Companies must be cognizant of the information attached to their products, as shifts in shopper demographics draw focus on new variables.

Technology is always a factor

Those in food and beverage have not been overlooked by advances in technology. For instance, how do grocery delivery methods benefit from near-to instant communication and increased connectivity? More importantly, how does this affect the way consumers purchase and receive their groceries? Nearly 150 companies in the United States alone are looking to on-demand grocery delivery as an innovation to keep up with shoppers and their habits. Websites like Amazon and Door to Door Organics, offering both online shopping and delivery, have tapped into a pipeline that capitalizes on individual shopping experience and on-demand delivery service. Likewise, online vendors like Blue Apron and Hello Fresh are seizing trends that favor on-demand delivery, going a step further by making the product selection for you.

And, while technology brings welcomed (and unwelcomed) change to stale markets, it can become a reinvigorated point of focus in the process. Clean labels and traceability are crucial for CPGs and small-scale companies to maintain credibility and appeal among their consumer base, and doing so requires a robust cybersecurity infrastructure. Changes to overall business structure can require enhanced ERP solutions as companies grapple with effective options, all of which can come from a shifting technological landscape. Even something as simple as keeping overall recipe security intact can become a very real challenge.

Are you ready to sell?

It might be a surprise, but business disruptors of this sort are affecting the buyer and seller market as well. As companies in the food and beverage industry look to become a good target for private equity (PE) firms or strategic buyers, there are a few key factors that should be considered.

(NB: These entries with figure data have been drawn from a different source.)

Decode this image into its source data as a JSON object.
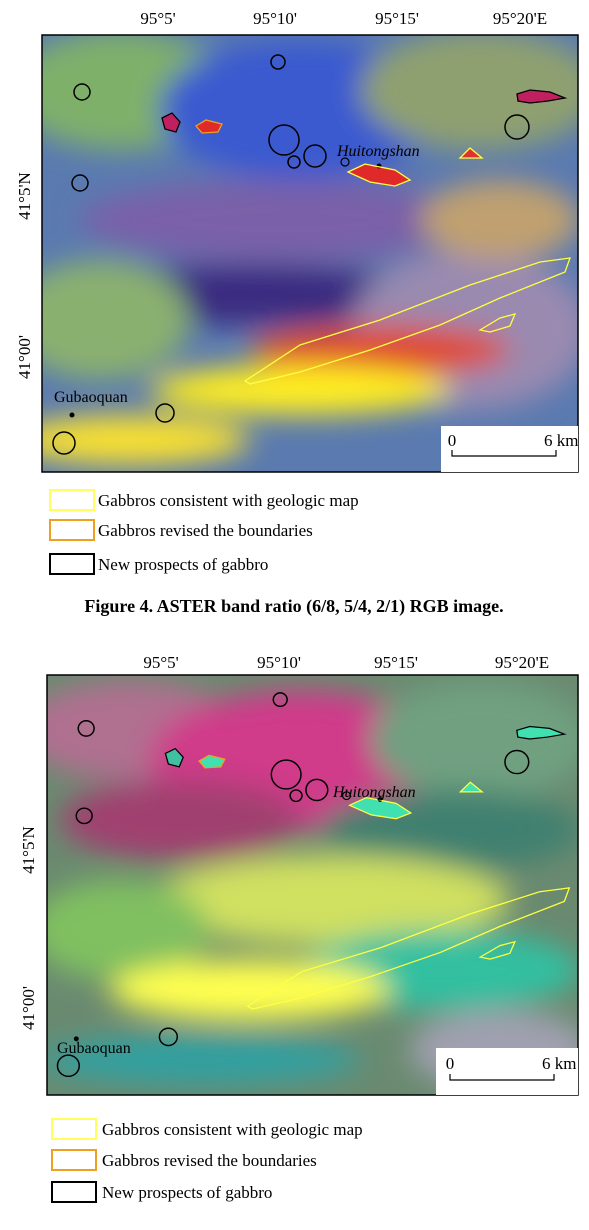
{
  "figures": [
    {
      "top_labels": [
        "95°5'",
        "95°10'",
        "95°15'",
        "95°20'E"
      ],
      "left_labels": [
        "41°5'N",
        "41°00'"
      ],
      "places": [
        "Huitongshan",
        "Gubaoquan"
      ],
      "scale": {
        "start": "0",
        "end": "6 km"
      },
      "legend": [
        "Gabbros consistent with geologic map",
        "Gabbros revised the boundaries",
        "New prospects of gabbro"
      ],
      "caption": "Figure 4. ASTER band ratio (6/8, 5/4, 2/1) RGB image."
    },
    {
      "top_labels": [
        "95°5'",
        "95°10'",
        "95°15'",
        "95°20'E"
      ],
      "left_labels": [
        "41°5'N",
        "41°00'"
      ],
      "places": [
        "Huitongshan",
        "Gubaoquan"
      ],
      "scale": {
        "start": "0",
        "end": "6 km"
      },
      "legend": [
        "Gabbros consistent with geologic map",
        "Gabbros revised the boundaries",
        "New prospects of gabbro"
      ]
    }
  ]
}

  • First, are you sustaining organic growth? This is a critical metric that could be affected by the loss of a major customer or stagnating throughput.
  • Second, are you an innovator in your industry? Unique brands can be appealing to PE groups looking for top targets with big multiples, and large CPG companies want to be the buyers of these new innovated brands.
  • Lastly, are you prepared to sell? Evaluating your preparedness can require a large commitment of time and resources. Understanding your current operations and finances, and identifying any red flags before starting the sales process will yield positive results from an ultimate sale.

Disruption can be inconvenient, but embracing it can be the best move for your company. As you look to the future, consider where markets are headed, and what you can take away from the uncertainty.